My most ambitious project, though, is a series of pseudo-historic beers where I apply some age-old techniques and ingredients to modern recipes to see what sort of effect they have. I've been doing a lot of reading lately on English ales from the 18th and 19th century and wanted to try my hand at some of the now largely obsolete approaches they took. I plan to use large quantities of old-fashioned toasted grains, like Amber and Brown Malt, which were the main specialty grains in British beer before the technology existed to make Chocolate Malt and Roasted Barley. I also bought a 50 lb. (yes, fifty pound) sack of Maris Otter malt from Warminster Maltings to use as the backbone for all of these beers. These self-proclaimed Malt-Stars hand-select barley from local farms to undergo a traditional floor-malting process identical to that used 200+ years ago, resulting in a richer, more robust base malt. I hope that using Maris Otter consistently will add a distinctively British flair that will tie all of the beers together. On the process end of things, I hope to employ techniques such as barrel-aging, souring, and the blending of different beers, both fresh and old, to create new concoctions.
The first beer in the series is a Mild Porter. The goal was to make something slightly roastier than a modern Brown Porter, but not quite as heavy on the coffee notes as a Robust Porter. I wanted to use a substantial amount of Brown Malt as the main flavor component, but incorporate some roasted malts to relate it back to modern beer. The term "Mild" in contemporary British brewing means low in alcohol, but 200 years ago that wasn't necessarily the case. "Mild" denoted beer intended to be consumed fresh, whereas "Keeping" beer was intended for aging. This recipe was designed to be mid-strength so that I could split the batch for both Mild and Keeping Porter. Two gallons of Mild Porter were bottled from the batch, whereas the additional three gallons were racked onto charred oak and pitched with a mixed culture of wild yeast.

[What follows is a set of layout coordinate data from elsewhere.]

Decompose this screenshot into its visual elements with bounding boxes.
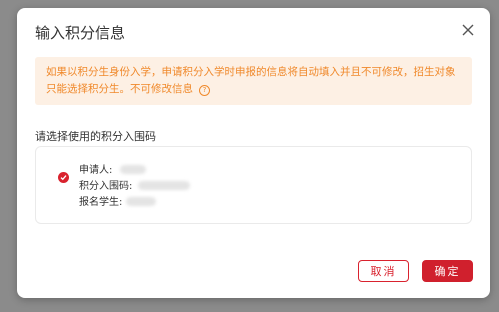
student-value-blurred	[125, 197, 156, 206]
dialog-title: 输入积分信息	[35, 24, 126, 42]
cancel-button[interactable]: 取消	[358, 260, 409, 282]
notice-banner: 如果以积分生身份入学，申请积分入学时申报的信息将自动填入并且不可修改，招生对象只…	[35, 57, 472, 105]
applicant-value-blurred	[119, 165, 146, 174]
selected-radio[interactable]	[58, 172, 69, 183]
option-details: 申请人: 积分入围码: 报名学生:	[79, 163, 190, 211]
points-code-label: 积分入围码:	[79, 181, 133, 192]
confirm-button[interactable]: 确定	[422, 260, 473, 282]
close-button[interactable]	[460, 22, 476, 38]
points-code-row: 积分入围码:	[79, 179, 190, 195]
notice-text: 如果以积分生身份入学，申请积分入学时申报的信息将自动填入并且不可修改，招生对象只…	[46, 66, 456, 95]
check-icon	[60, 175, 67, 181]
points-code-option-card[interactable]: 申请人: 积分入围码: 报名学生:	[35, 146, 472, 224]
close-icon	[462, 24, 474, 36]
student-label: 报名学生:	[79, 197, 123, 208]
points-info-dialog: 输入积分信息 如果以积分生身份入学，申请积分入学时申报的信息将自动填入并且不可修…	[17, 8, 490, 298]
student-row: 报名学生:	[79, 195, 190, 211]
section-label: 请选择使用的积分入围码	[35, 130, 156, 143]
applicant-row: 申请人:	[79, 163, 190, 179]
points-code-value-blurred	[137, 181, 190, 190]
question-circle-icon[interactable]: ?	[199, 85, 210, 96]
applicant-label: 申请人:	[79, 165, 113, 176]
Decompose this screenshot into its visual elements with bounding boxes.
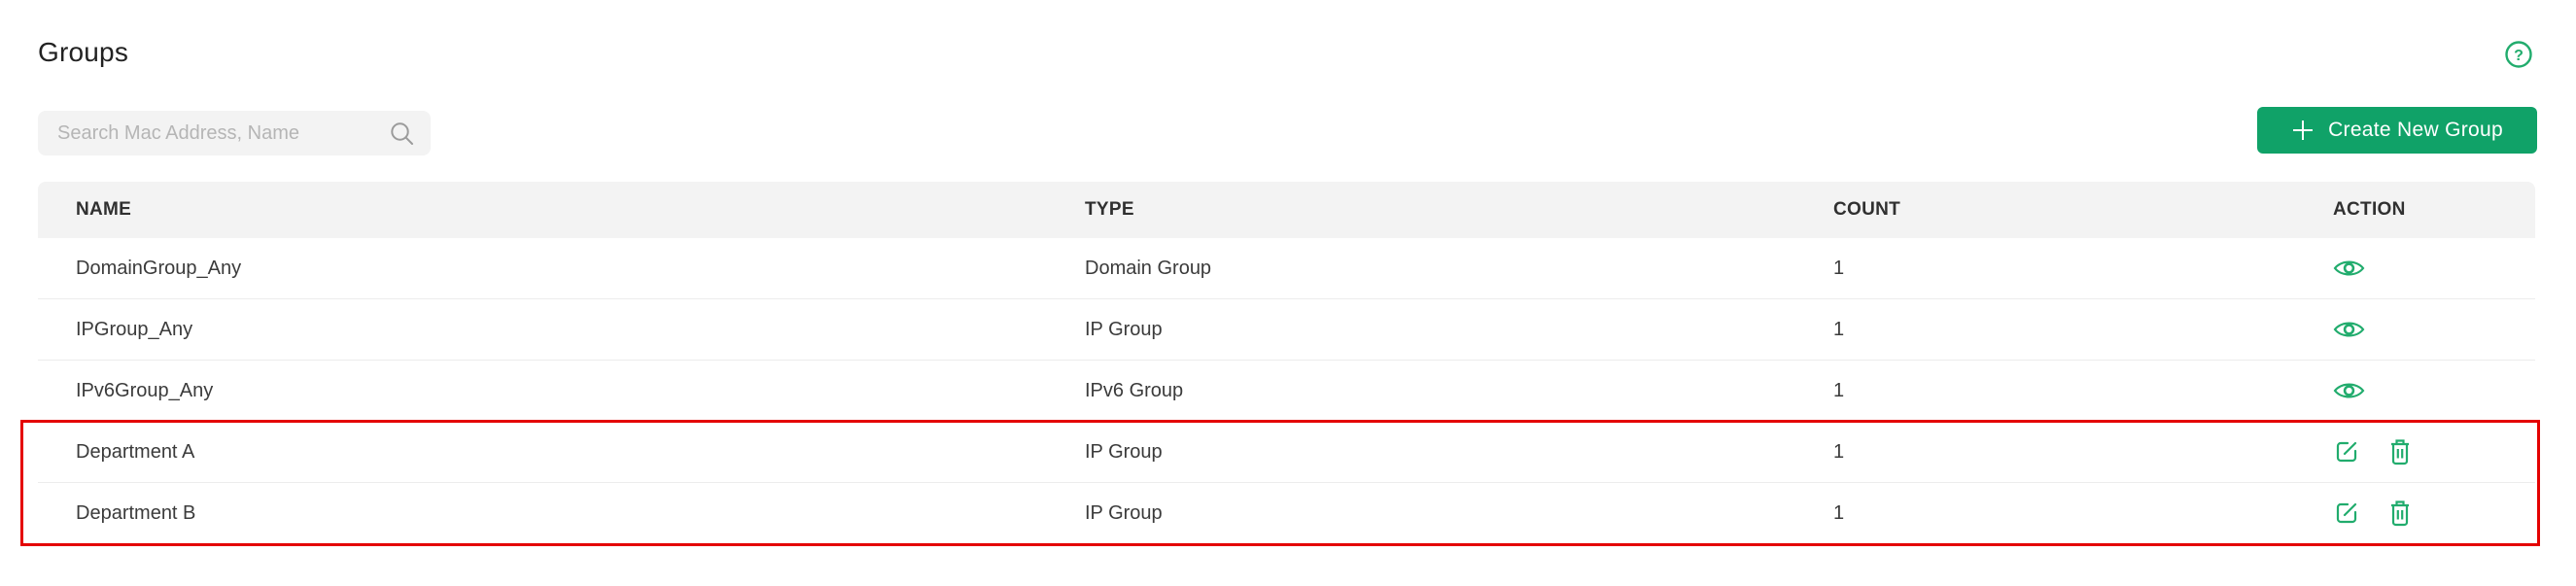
group-type-cell: Domain Group bbox=[1085, 257, 1212, 279]
group-name-cell: Department A bbox=[76, 440, 195, 463]
table-header-row: NAME TYPE COUNT ACTION bbox=[38, 182, 2535, 238]
table-row: IPGroup_Any IP Group 1 bbox=[38, 299, 2535, 361]
table-row: IPv6Group_Any IPv6 Group 1 bbox=[38, 361, 2535, 422]
column-header-count: COUNT bbox=[1833, 199, 1901, 220]
group-count-cell: 1 bbox=[1833, 379, 1845, 401]
plus-icon bbox=[2291, 119, 2315, 142]
search-input[interactable] bbox=[38, 111, 389, 155]
action-cell bbox=[2333, 376, 2535, 405]
search-icon[interactable] bbox=[389, 121, 415, 147]
group-name-cell: Department B bbox=[76, 501, 196, 524]
table-row: Department A IP Group 1 bbox=[38, 422, 2535, 483]
page-title: Groups bbox=[38, 37, 129, 67]
groups-page: Groups ? Create New Group NAME TYPE bbox=[0, 0, 2576, 586]
delete-icon[interactable] bbox=[2387, 437, 2419, 466]
group-name-cell: DomainGroup_Any bbox=[76, 257, 242, 279]
view-icon[interactable] bbox=[2333, 254, 2365, 283]
create-new-group-button[interactable]: Create New Group bbox=[2257, 107, 2537, 154]
edit-icon[interactable] bbox=[2333, 437, 2365, 466]
group-count-cell: 1 bbox=[1833, 257, 1845, 279]
group-count-cell: 1 bbox=[1833, 501, 1845, 524]
column-header-type: TYPE bbox=[1085, 199, 1134, 220]
action-cell bbox=[2333, 437, 2535, 466]
view-icon[interactable] bbox=[2333, 315, 2365, 344]
svg-text:?: ? bbox=[2514, 48, 2524, 64]
group-type-cell: IP Group bbox=[1085, 501, 1163, 524]
search-box bbox=[38, 111, 431, 155]
group-type-cell: IP Group bbox=[1085, 440, 1163, 463]
edit-icon[interactable] bbox=[2333, 499, 2365, 528]
action-cell bbox=[2333, 499, 2535, 528]
groups-table: NAME TYPE COUNT ACTION DomainGroup_Any Do… bbox=[38, 182, 2535, 544]
action-cell bbox=[2333, 315, 2535, 344]
table-row: DomainGroup_Any Domain Group 1 bbox=[38, 238, 2535, 299]
column-header-action: ACTION bbox=[2333, 199, 2406, 220]
group-type-cell: IP Group bbox=[1085, 318, 1163, 340]
table-body: DomainGroup_Any Domain Group 1 IPGroup_Any I… bbox=[38, 238, 2535, 544]
group-count-cell: 1 bbox=[1833, 440, 1845, 463]
view-icon[interactable] bbox=[2333, 376, 2365, 405]
group-type-cell: IPv6 Group bbox=[1085, 379, 1184, 401]
column-header-name: NAME bbox=[76, 199, 132, 220]
group-count-cell: 1 bbox=[1833, 318, 1845, 340]
delete-icon[interactable] bbox=[2387, 499, 2419, 528]
create-button-label: Create New Group bbox=[2328, 119, 2503, 141]
group-name-cell: IPv6Group_Any bbox=[76, 379, 214, 401]
help-icon[interactable]: ? bbox=[2504, 40, 2533, 69]
action-cell bbox=[2333, 254, 2535, 283]
group-name-cell: IPGroup_Any bbox=[76, 318, 193, 340]
table-row: Department B IP Group 1 bbox=[38, 483, 2535, 544]
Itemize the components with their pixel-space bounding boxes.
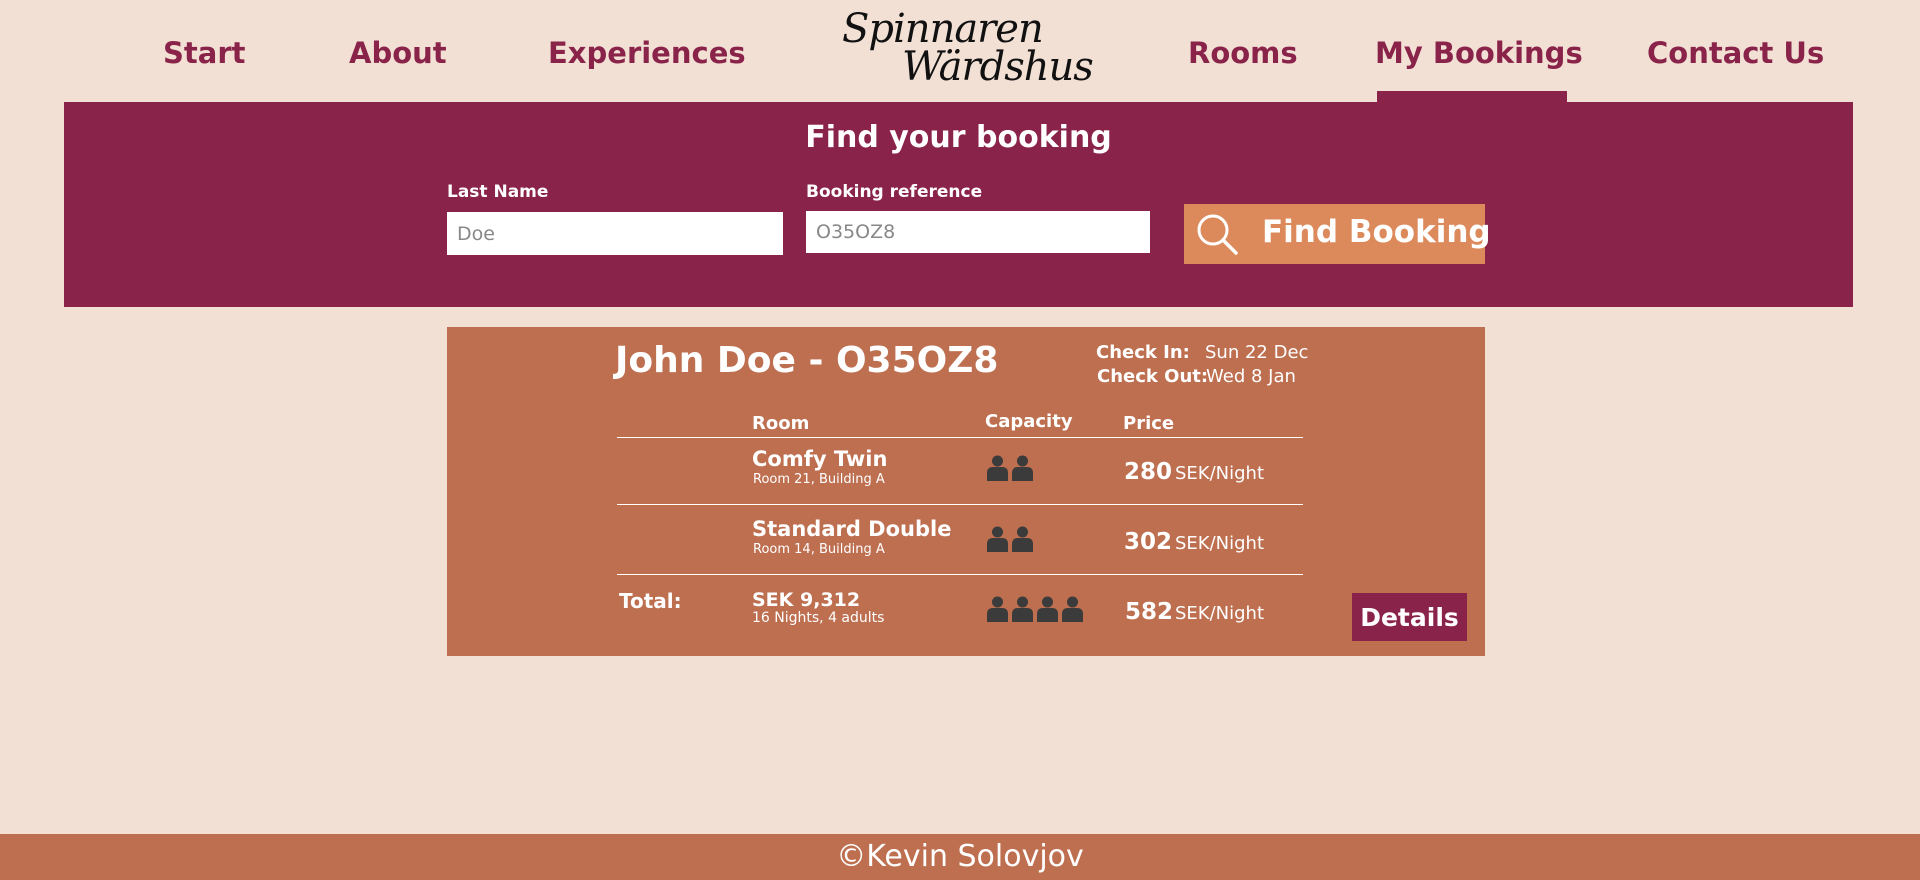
booking-card: John Doe - O35OZ8 Check In: Sun 22 Dec C… [447,327,1485,656]
search-icon [1197,214,1238,255]
capacity-icons [987,455,1033,481]
capacity-icons [987,526,1033,552]
nav-start[interactable]: Start [163,36,245,70]
last-name-input[interactable] [447,212,783,255]
room-name: Standard Double [752,517,952,541]
person-icon [1037,596,1058,622]
row-divider [617,574,1303,575]
total-label: Total: [619,589,682,613]
person-icon [987,455,1008,481]
room-price: 302 [1124,529,1173,555]
footer: ©Kevin Solovjov [0,834,1920,880]
find-booking-button[interactable]: Find Booking [1184,204,1491,264]
person-icon [1012,526,1033,552]
find-booking-label: Find Booking [1262,214,1491,250]
row-divider [617,504,1303,505]
last-name-label: Last Name [447,182,549,202]
check-in-value: Sun 22 Dec [1205,342,1309,363]
find-booking-title: Find your booking [805,120,1112,155]
room-location: Room 21, Building A [753,472,885,487]
footer-copyright: ©Kevin Solovjov [836,839,1084,874]
booking-title: John Doe - O35OZ8 [615,340,999,381]
nav-contact-us[interactable]: Contact Us [1647,36,1824,70]
find-booking-panel: Find your booking Last Name Booking refe… [64,102,1853,307]
room-name: Comfy Twin [752,447,888,471]
booking-reference-label: Booking reference [806,182,983,202]
nav-experiences[interactable]: Experiences [548,36,746,70]
total-summary: 16 Nights, 4 adults [752,610,885,626]
price-column-header: Price [1123,413,1175,434]
logo-line-2: Wärdshus [902,44,1094,90]
person-icon [1012,455,1033,481]
nav-my-bookings[interactable]: My Bookings [1375,36,1583,70]
room-location: Room 14, Building A [753,542,885,557]
room-column-header: Room [752,413,810,434]
person-icon [1012,596,1033,622]
nav-about[interactable]: About [349,36,447,70]
capacity-icons [987,596,1083,622]
total-price: 582 [1125,599,1174,625]
person-icon [987,596,1008,622]
check-in-label: Check In: [1096,342,1190,363]
check-out-value: Wed 8 Jan [1206,366,1296,387]
check-out-label: Check Out: [1097,366,1209,387]
details-button[interactable]: Details [1352,593,1467,641]
price-unit: SEK/Night [1175,603,1265,624]
price-unit: SEK/Night [1175,533,1265,554]
nav-active-indicator [1377,91,1567,102]
booking-reference-input[interactable] [806,211,1150,253]
top-nav: Start About Experiences Spinnaren Wärdsh… [0,0,1920,102]
person-icon [987,526,1008,552]
total-amount: SEK 9,312 [752,589,861,611]
capacity-column-header: Capacity [985,411,1073,432]
row-divider [617,437,1303,438]
site-logo[interactable]: Spinnaren Wärdshus [842,6,1094,90]
nav-rooms[interactable]: Rooms [1188,36,1298,70]
room-price: 280 [1124,459,1173,485]
person-icon [1062,596,1083,622]
price-unit: SEK/Night [1175,463,1265,484]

The Mild Porter is delicious right now, albeit slightly darker and roastier than I anticipated. Next batch, I'll likely scale back the Chocolate Malt. It also had some fermentation issues. The gravity stuck at about 1.035 and wouldn't finish, so I added additional yeast, which went to town and dried the beer more than anticipated. It could probably use a touch more residual sugar. That being said, it tastes fantastic and has some of the most phenomenal aromatics I've coaxed from a beer thus far. The Brown Malt makes itself particularly apparent here, with a rich, warming scent reminiscent of the crust on freshly baked bread. It isn't exactly a warm weather beer, but its delicious enough that I don't mind at all.
The Keeping Porter is still fermenting with the wild yeast, and will continue to do so for the next few months, but when it's ready to go, a portion will be bottled straight and another will be blended. I'll be sure to document both of those here for your reading pleasure. Check out the recipe below and enjoy!
Yield: 5 Gallons
7-1/2 lbs. of Maris Otter Malt
1 lb. of Brown Malt
1 lb. of Crystal Malt 40L
5 oz. of Chocolate Malt 350L
3 oz. of Smoked Malt
3/4 oz. of Northern Brewer Hops (60 min.)
3/4 oz. of Fuggle Hops (20 min.)
1 tsp of Irish Moss (20 min.)
1/2 tsp of Yeast Nutrient (10 min.)
1/4 oz. of Northern Brewer Hops (End of Boil)
1/4 oz. of Fuggle Hops (End of Boil)
4 oz. of Molasses (End of Boil)
Wyeast 1028 London Ale Yeast
1. Mash grains at 155 degrees for 60 minutes.
2. Sparge at 175 degrees.
3. Boil for 60 minutes following the above schedule.
4. Cool rapidly and transfer to carboy, leaving sediment behind.
5. Pitch yeast, aerate carbon and secure with airlock or blow-off.
6. Ferment at 70 degrees for two weeks.
7. Bottle directly from primary. No secondary fermentation is needed.